Here’s how Amazon Web Services, Azure, and Google Cloud support these nine methods:
| Secret management methods | Azure | AWS | GCP |
| Automated secret rotation | Supported by Azure Cloud Key Vault tool | Supported by AWS Secrets Manager tool | Supported by the Google Cloud Secret Manager tool |
| Custom scripts | Implemented using Azure Functions | Can be implemented using Lambda Functions | Implemented using Cloud Functions |
| versioning | Supported by Azure Key Vault tool | Supported by AWS Secrets Manager tool | Supported by GCP Secret Manager tool, but previous versions need to be pinned to ensure rollback |
| Secret logging | Offered by Azure Monitor and Log Analytics | Offered by CloudTrail and CloudWatch | Offered by Cloud Logging |
| SIEM integration | Supported via Microsoft Sentinel | Supported via AWS Security Hub | Supported via Chronicle and Stackdriver |
| Manual reviews | Supported with Log Analytics | Supported with CloudWatch/CloudTrail | Supported with Cloud Logging |
| IAM | Offered by Azure RBAC. Azure can Key vault also helps with this feature. | Offered by AWS IAM | Offered by GCP IAM |
| Automated Iidentities | Ensured using Managed Identities | Ensured using IAM Roles (e.g., EC2, Lambda) | Ensured using Service Accounts |
| Segmentation | Scretes scoped by Key Vault Segmentation | Secrets Scoped by IAM Roles | Secret scoped as per Service Account |
Conclusion
Multi-cloud infrastructure is one of the most sensible choices for businesses when dealing with cloud computing.

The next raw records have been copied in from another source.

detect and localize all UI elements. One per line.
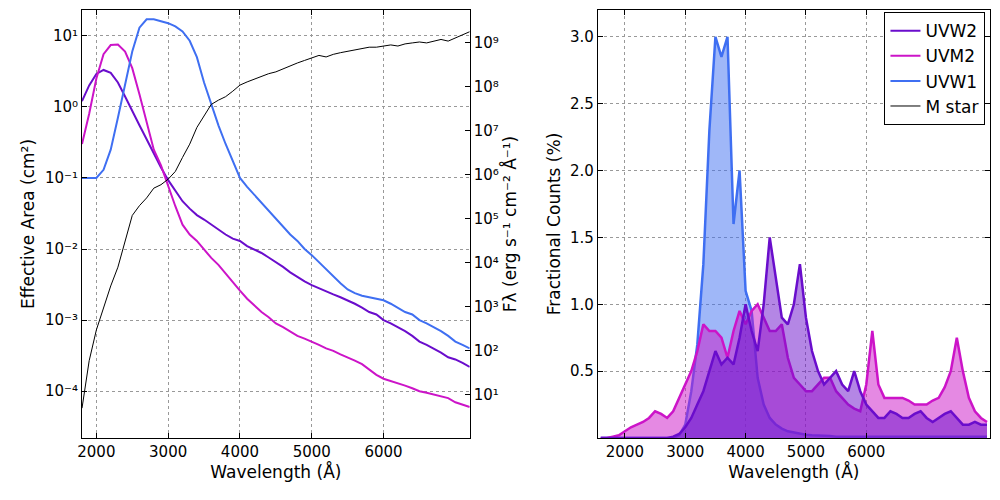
svg-text:3000: 3000 <box>666 443 704 461</box>
svg-text:10⁻⁴: 10⁻⁴ <box>45 382 78 400</box>
svg-text:M star: M star <box>925 97 978 117</box>
svg-text:5000: 5000 <box>293 443 331 461</box>
svg-text:10⁻²: 10⁻² <box>45 240 78 258</box>
svg-text:4000: 4000 <box>727 443 765 461</box>
svg-text:2.5: 2.5 <box>570 95 594 113</box>
svg-text:1.0: 1.0 <box>570 296 594 314</box>
svg-text:0.5: 0.5 <box>570 362 594 380</box>
svg-text:UVW2: UVW2 <box>925 21 977 41</box>
svg-text:2000: 2000 <box>606 443 644 461</box>
svg-text:Fλ (erg s⁻¹ cm⁻² Å⁻¹): Fλ (erg s⁻¹ cm⁻² Å⁻¹) <box>499 136 520 312</box>
svg-text:UVM2: UVM2 <box>925 46 975 66</box>
svg-text:6000: 6000 <box>364 443 402 461</box>
svg-text:10¹: 10¹ <box>53 27 78 45</box>
svg-text:10¹: 10¹ <box>474 386 499 404</box>
svg-text:10⁻¹: 10⁻¹ <box>45 169 78 187</box>
svg-text:3.0: 3.0 <box>570 28 594 46</box>
svg-text:1.5: 1.5 <box>570 229 594 247</box>
svg-text:10²: 10² <box>474 342 499 360</box>
svg-text:10⁹: 10⁹ <box>474 34 499 52</box>
svg-text:2000: 2000 <box>77 443 115 461</box>
svg-text:Fractional Counts (%): Fractional Counts (%) <box>544 133 564 316</box>
svg-text:10⁻³: 10⁻³ <box>45 311 78 329</box>
svg-text:10³: 10³ <box>474 298 499 316</box>
svg-text:5000: 5000 <box>787 443 825 461</box>
svg-text:10⁰: 10⁰ <box>53 98 78 116</box>
svg-text:4000: 4000 <box>221 443 259 461</box>
svg-text:Wavelength (Å): Wavelength (Å) <box>728 461 859 482</box>
svg-text:10⁴: 10⁴ <box>474 254 499 272</box>
svg-text:2.0: 2.0 <box>570 162 594 180</box>
svg-text:10⁸: 10⁸ <box>474 78 499 96</box>
svg-text:10⁷: 10⁷ <box>474 122 499 140</box>
svg-text:UVW1: UVW1 <box>925 72 977 92</box>
svg-text:10⁵: 10⁵ <box>474 210 499 228</box>
svg-text:Effective Area (cm²): Effective Area (cm²) <box>18 139 38 309</box>
svg-text:6000: 6000 <box>847 443 885 461</box>
svg-text:10⁶: 10⁶ <box>474 166 499 184</box>
svg-text:3000: 3000 <box>149 443 187 461</box>
svg-text:Wavelength (Å): Wavelength (Å) <box>210 461 341 482</box>
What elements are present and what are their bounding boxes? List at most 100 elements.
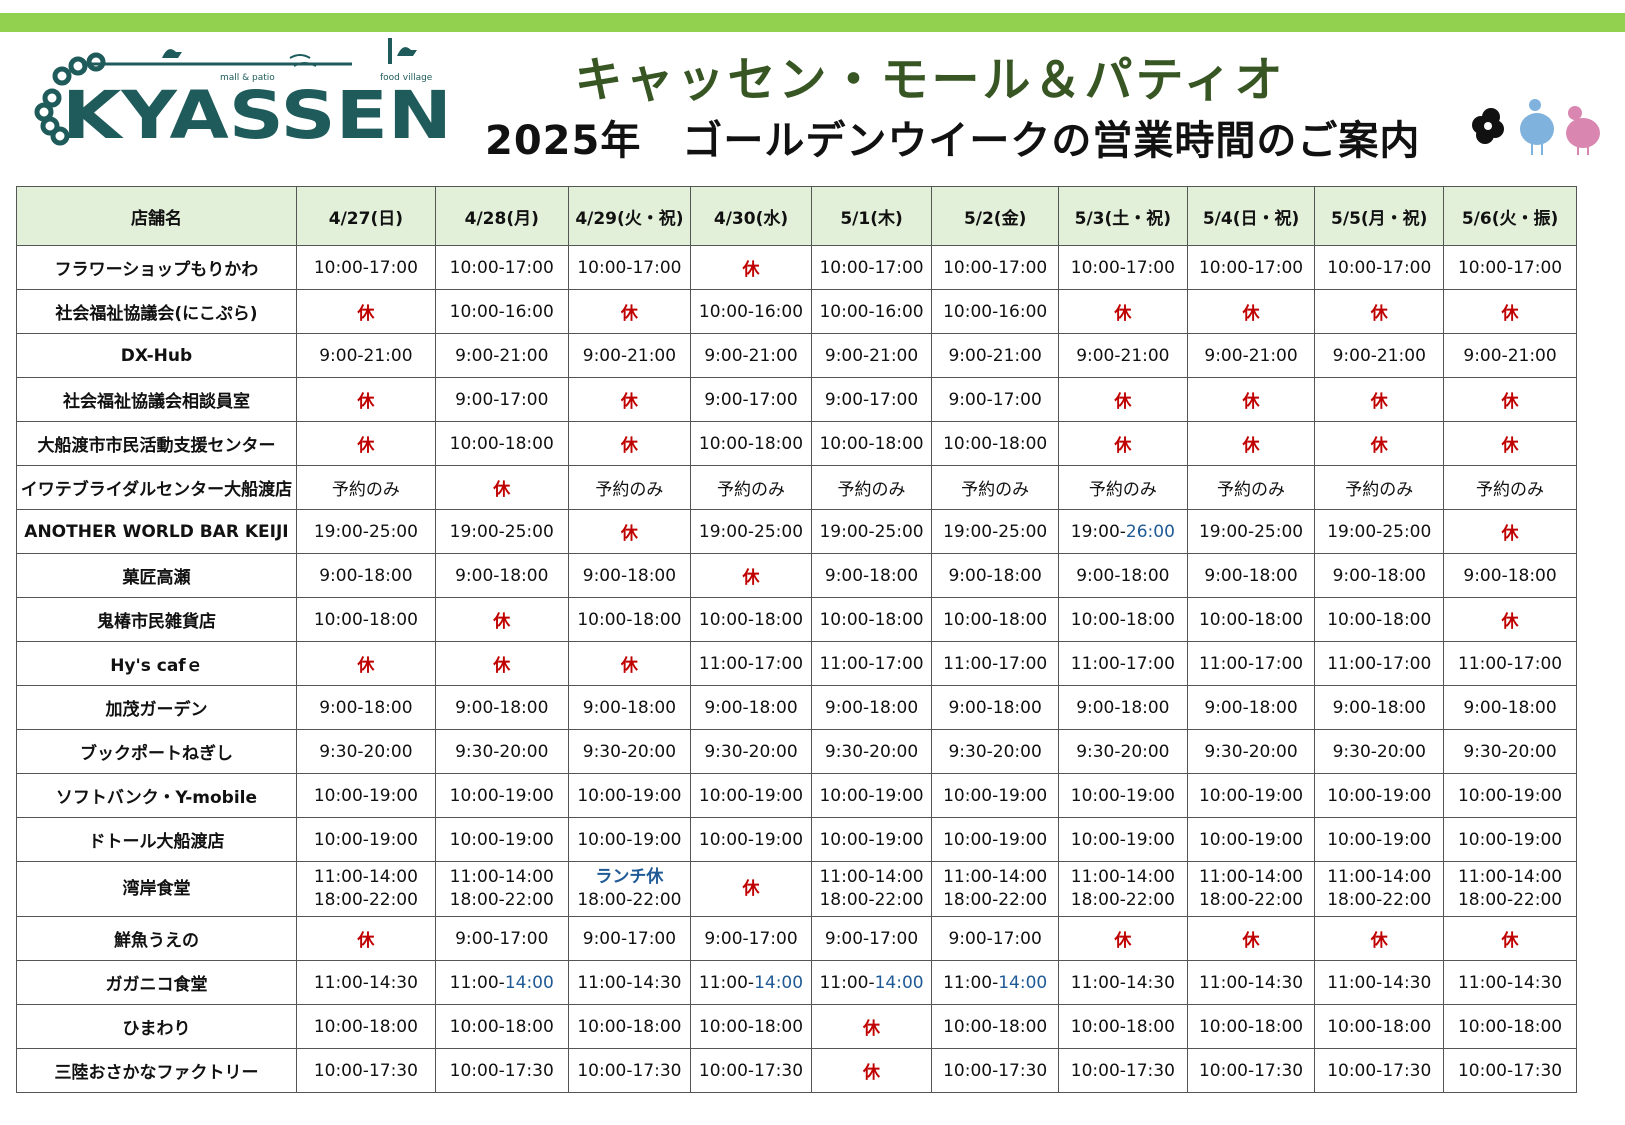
hours-cell: 10:00-19:00 (931, 773, 1059, 818)
closed-label: 休 (1370, 392, 1388, 412)
hours-cell: 10:00-18:00 (1057, 597, 1188, 642)
column-header-date: 4/30(水) (690, 186, 812, 246)
hours-cell: 10:00-17:00 (295, 245, 436, 290)
hours-text: 19:00-25:00 (313, 521, 418, 542)
hours-cell: 9:00-17:00 (567, 916, 692, 961)
closed-label: 休 (863, 1019, 881, 1039)
hours-cell: 9:00-21:00 (1186, 333, 1316, 378)
hours-line: 11:00-14:00 (1327, 867, 1432, 887)
hours-text: 9:30-20:00 (1204, 741, 1298, 762)
hours-text: 9:00-18:00 (455, 697, 549, 718)
logo-wordmark: KYASSEN (62, 77, 452, 148)
hours-text: 9:00-18:00 (1463, 565, 1557, 586)
hours-text: 予約のみ (837, 480, 906, 500)
hours-cell: 10:00-17:30 (434, 1048, 569, 1093)
hours-text: 9:00-21:00 (704, 345, 798, 366)
hours-cell: 10:00-18:00 (295, 597, 436, 642)
table-row: ドトール大船渡店 10:00-19:00 10:00-19:00 10:00-19:0… (16, 817, 1577, 862)
hours-text: 9:00-21:00 (455, 345, 549, 366)
store-name-cell: ブックポートねぎし (16, 729, 297, 774)
hours-text: 9:00-21:00 (1463, 345, 1557, 366)
hours-text: 予約のみ (961, 480, 1030, 500)
hours-cell: 休 (690, 861, 812, 917)
hours-text: 10:00-18:00 (313, 609, 418, 630)
hours-cell: 休 (295, 289, 436, 334)
hours-cell: 11:00-14:00 (810, 960, 933, 1005)
hours-cell: 10:00-19:00 (810, 817, 933, 862)
hours-text: 11:00-17:00 (1327, 653, 1432, 674)
closed-label: 休 (493, 612, 511, 632)
hours-text: 9:00-18:00 (1463, 697, 1557, 718)
hours-cell: 19:00-25:00 (931, 509, 1059, 554)
closed-label: 休 (1501, 524, 1519, 544)
hours-text: 11:00-17:00 (943, 653, 1048, 674)
store-name-cell: DX-Hub (16, 333, 297, 378)
store-name-cell: Hy's cafｅ (16, 641, 297, 686)
hours-text: 9:00-17:00 (582, 928, 677, 949)
hours-text: 11:00-14:30 (1198, 972, 1304, 993)
hours-cell: 10:00-18:00 (295, 1004, 436, 1049)
hours-cell: 9:00-18:00 (567, 685, 692, 730)
hours-cell: 9:00-18:00 (295, 685, 436, 730)
store-name-cell: 鬼椿市民雑貨店 (16, 597, 297, 642)
hours-line: 11:00-14:00 (1198, 867, 1304, 887)
hours-cell: 予約のみ (1057, 465, 1188, 510)
closed-label: 休 (357, 392, 375, 412)
hours-text: 9:00-18:00 (824, 697, 919, 718)
hours-text: 9:00-17:00 (824, 389, 919, 410)
hours-cell: 9:00-18:00 (1057, 685, 1188, 730)
hours-text: 9:30-20:00 (948, 741, 1042, 762)
hours-text: 10:00-19:00 (819, 785, 924, 806)
hours-cell: 11:00-14:30 (1443, 960, 1577, 1005)
closed-label: 休 (620, 392, 638, 412)
closed-label: 休 (620, 524, 638, 544)
hours-text: 予約のみ (716, 480, 785, 500)
store-name-cell: 湾岸食堂 (16, 861, 297, 917)
hours-cell: 9:30-20:00 (690, 729, 812, 774)
hours-text: 9:30-20:00 (582, 741, 677, 762)
hours-cell: 予約のみ (1186, 465, 1316, 510)
hours-cell: 9:00-21:00 (567, 333, 692, 378)
hours-cell: 休 (690, 245, 812, 290)
hours-cell: 10:00-19:00 (567, 773, 692, 818)
hours-text: 9:00-21:00 (1076, 345, 1170, 366)
hours-cell: 11:00-17:00 (1057, 641, 1188, 686)
store-name-cell: ソフトバンク・Y-mobile (16, 773, 297, 818)
hours-cell: 10:00-19:00 (1443, 817, 1577, 862)
hours-text: 10:00-18:00 (698, 1016, 804, 1037)
hours-text: 9:00-18:00 (948, 565, 1042, 586)
page-subtitle: 2025年 ゴールデンウイークの営業時間のご案内 (485, 118, 1421, 164)
hours-cell: 10:00-19:00 (434, 773, 569, 818)
hours-cell: 10:00-18:00 (690, 1004, 812, 1049)
hours-cell: 休 (434, 641, 569, 686)
hours-cell: 19:00-25:00 (1314, 509, 1445, 554)
column-header-date: 5/5(月・祝) (1314, 186, 1445, 246)
hours-cell: 19:00-25:00 (295, 509, 436, 554)
hours-cell: 10:00-19:00 (1186, 773, 1316, 818)
hours-cell: 休 (1443, 377, 1577, 422)
hours-text: 9:00-18:00 (319, 697, 413, 718)
hours-cell: 予約のみ (1314, 465, 1445, 510)
business-hours-table: 店舗名 4/27(日) 4/28(月) 4/29(火・祝) 4/30(水) 5/1(木) 5… (16, 186, 1577, 1093)
hours-text: 10:00-17:00 (449, 257, 554, 278)
hours-cell: 10:00-19:00 (1314, 773, 1445, 818)
hours-cell: 9:00-21:00 (434, 333, 569, 378)
closed-label: 休 (620, 304, 638, 324)
column-header-date: 4/28(月) (434, 186, 569, 246)
hours-cell: 11:00-14:00 18:00-22:00 (1314, 861, 1445, 917)
hours-text: 10:00-17:30 (1198, 1060, 1304, 1081)
hours-text: 9:00-17:00 (455, 389, 549, 410)
hours-cell: 10:00-17:30 (567, 1048, 692, 1093)
hours-cell: 予約のみ (295, 465, 436, 510)
closed-label: 休 (863, 1063, 881, 1083)
hours-text: 10:00-19:00 (577, 829, 682, 850)
hours-line: 18:00-22:00 (313, 890, 418, 910)
hours-cell: 9:30-20:00 (295, 729, 436, 774)
closed-label: 休 (1501, 304, 1519, 324)
hours-cell: 11:00-14:00 18:00-22:00 (1057, 861, 1188, 917)
hours-cell: 10:00-17:30 (1186, 1048, 1316, 1093)
hours-cell: 19:00-25:00 (434, 509, 569, 554)
hours-cell: 9:00-17:00 (690, 916, 812, 961)
hours-start: 11:00- (698, 972, 755, 993)
hours-cell: 休 (295, 421, 436, 466)
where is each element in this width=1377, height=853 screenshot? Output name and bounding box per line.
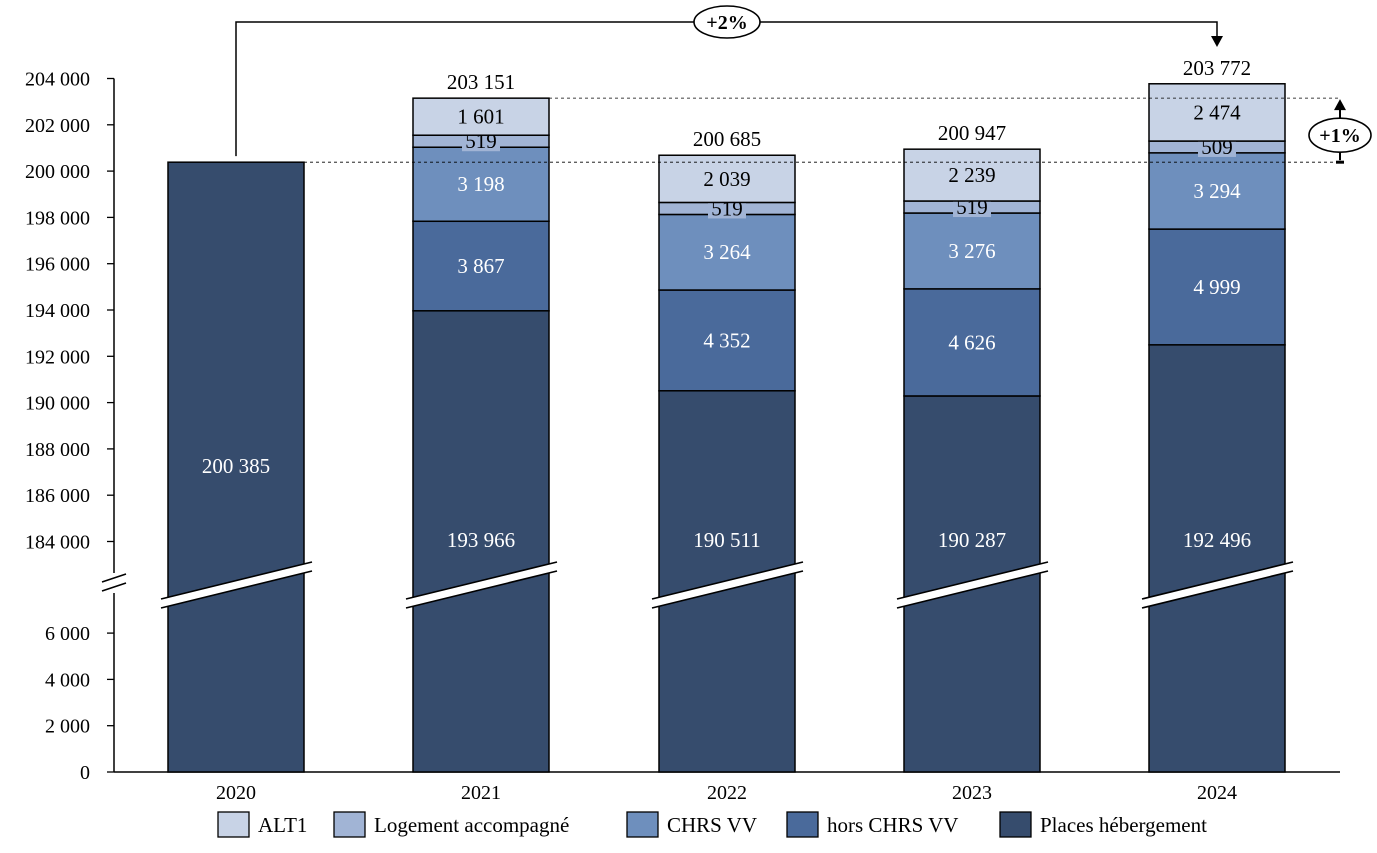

These setups bring all the benefits of cloud computing while eliminating the restrictions of having to abide by a single vendor and their services. Therefore, Secrets management is necessary to maximize multi-clouds potential while ensuring top-notch security and compliance. With the right methods and tools, businesses can provide nuanced cloud-based services and uncompromised customer experiences.